Em resumo, o desenvolvimento de arquiteturas em diferentes níveis dentro de uma organização exige uma abordagem estruturada que leve em conta as diferentes necessidades dos interessados e a necessidade de alinhamento com os objetivos e metas gerais do negócio. Para alcançar isso, a norma TOGAF oferece duas estratégias que podem ser empregadas:

  1. As arquiteturas em diferentes níveis podem ser desenvolvidas por meio de iterações dentro de um único ciclo do processo ADM, permitindo o desenvolvimento de arquiteturas em diferentes níveis dentro do mesmo ciclo.
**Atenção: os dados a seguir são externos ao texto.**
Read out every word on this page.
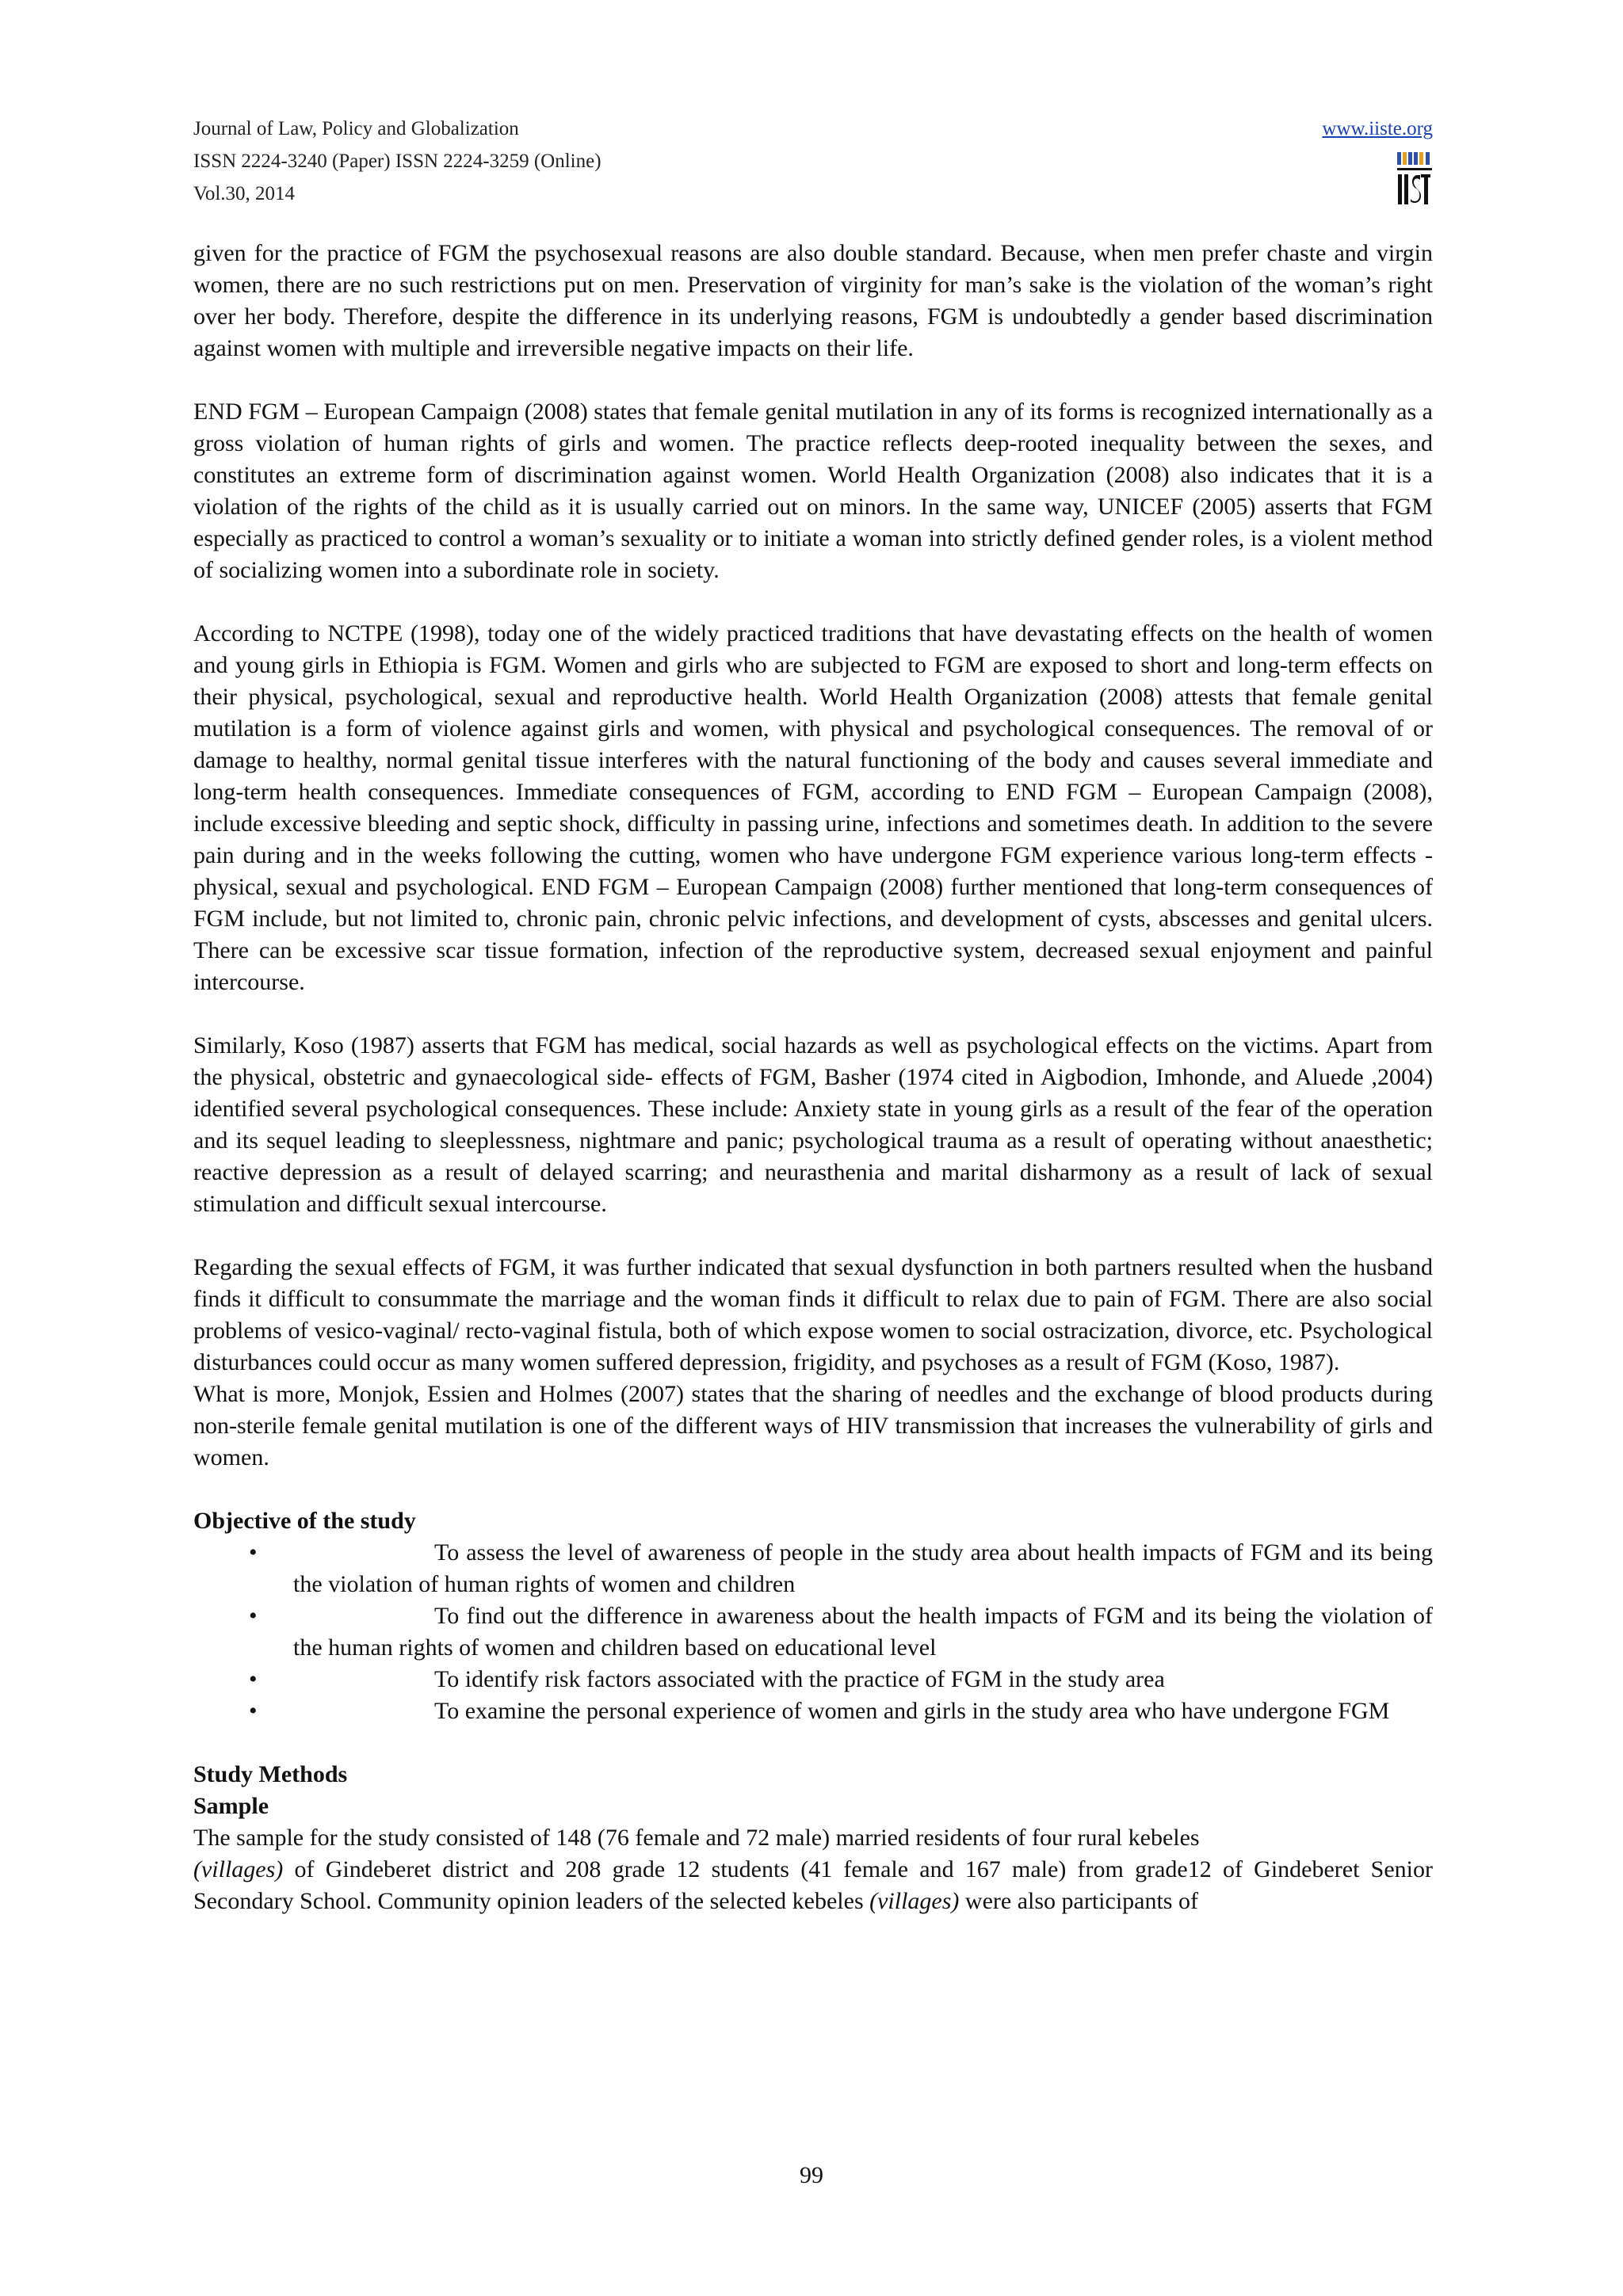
Journal of Law, Policy and Globalization
ISSN 2224-3240 (Paper) ISSN 2224-3259 (Online)
Vol.30, 2014
www.iiste.org

given for the practice of FGM the psychosexual reasons are also double standard. Because, when men prefer chaste and virgin women, there are no such restrictions put on men. Preservation of virginity for man’s sake is the violation of the woman’s right over her body. Therefore, despite the difference in its underlying reasons, FGM is undoubtedly a gender based discrimination against women with multiple and irreversible negative impacts on their life.

END FGM – European Campaign (2008) states that female genital mutilation in any of its forms is recognized internationally as a gross violation of human rights of girls and women. The practice reflects deep-rooted inequality between the sexes, and constitutes an extreme form of discrimination against women. World Health Organization (2008) also indicates that it is a violation of the rights of the child as it is usually carried out on minors. In the same way, UNICEF (2005) asserts that FGM especially as practiced to control a woman’s sexuality or to initiate a woman into strictly defined gender roles, is a violent method of socializing women into a subordinate role in society.

According to NCTPE (1998), today one of the widely practiced traditions that have devastating effects on the health of women and young girls in Ethiopia is FGM. Women and girls who are subjected to FGM are exposed to short and long-term effects on their physical, psychological, sexual and reproductive health. World Health Organization (2008) attests that female genital mutilation is a form of violence against girls and women, with physical and psychological consequences. The removal of or damage to healthy, normal genital tissue interferes with the natural functioning of the body and causes several immediate and long-term health consequences. Immediate consequences of FGM, according to END FGM – European Campaign (2008), include excessive bleeding and septic shock, difficulty in passing urine, infections and sometimes death. In addition to the severe pain during and in the weeks following the cutting, women who have undergone FGM experience various long-term effects - physical, sexual and psychological. END FGM – European Campaign (2008) further mentioned that long-term consequences of FGM include, but not limited to, chronic pain, chronic pelvic infections, and development of cysts, abscesses and genital ulcers. There can be excessive scar tissue formation, infection of the reproductive system, decreased sexual enjoyment and painful intercourse.

Similarly, Koso (1987) asserts that FGM has medical, social hazards as well as psychological effects on the victims. Apart from the physical, obstetric and gynaecological side- effects of FGM, Basher (1974 cited in Aigbodion, Imhonde, and Aluede ,2004) identified several psychological consequences. These include: Anxiety state in young girls as a result of the fear of the operation and its sequel leading to sleeplessness, nightmare and panic; psychological trauma as a result of operating without anaesthetic; reactive depression as a result of delayed scarring; and neurasthenia and marital disharmony as a result of lack of sexual stimulation and difficult sexual intercourse.

Regarding the sexual effects of FGM, it was further indicated that sexual dysfunction in both partners resulted when the husband finds it difficult to consummate the marriage and the woman finds it difficult to relax due to pain of FGM. There are also social problems of vesico-vaginal/ recto-vaginal fistula, both of which expose women to social ostracization, divorce, etc. Psychological disturbances could occur as many women suffered depression, frigidity, and psychoses as a result of FGM (Koso, 1987).

What is more, Monjok, Essien and Holmes (2007) states that the sharing of needles and the exchange of blood products during non-sterile female genital mutilation is one of the different ways of HIV transmission that increases the vulnerability of girls and women.

Objective of the study
•	To assess the level of awareness of people in the study area about health impacts of FGM and its being the violation of human rights of women and children
•	To find out the difference in awareness about the health impacts of FGM and its being the violation of the human rights of women and children based on educational level
•	To identify risk factors associated with the practice of FGM in the study area
•	To examine the personal experience of women and girls in the study area who have undergone FGM
Study Methods
Sample

The sample for the study consisted of 148 (76 female and 72 male) married residents of four rural kebeles
(villages) of Gindeberet district and 208 grade 12 students (41 female and 167 male) from grade12 of Gindeberet Senior Secondary School. Community opinion leaders of the selected kebeles (villages) were also participants of

99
  2. As arquiteturas em diferentes níveis podem ser desenvolvidas por meio de uma hierarquia de processos ADM, executados de forma simultânea, com cada nível de arquitetura informando e orientando o desenvolvimento dos outros níveis.

Ambas as estratégias permitem o desenvolvimento de arquiteturas em diferentes níveis de detalhe e abstração, garantindo que todas as arquiteturas estejam alinhadas com os objetivos e metas do negócio e que estejam inseridas em uma hierarquia de governança.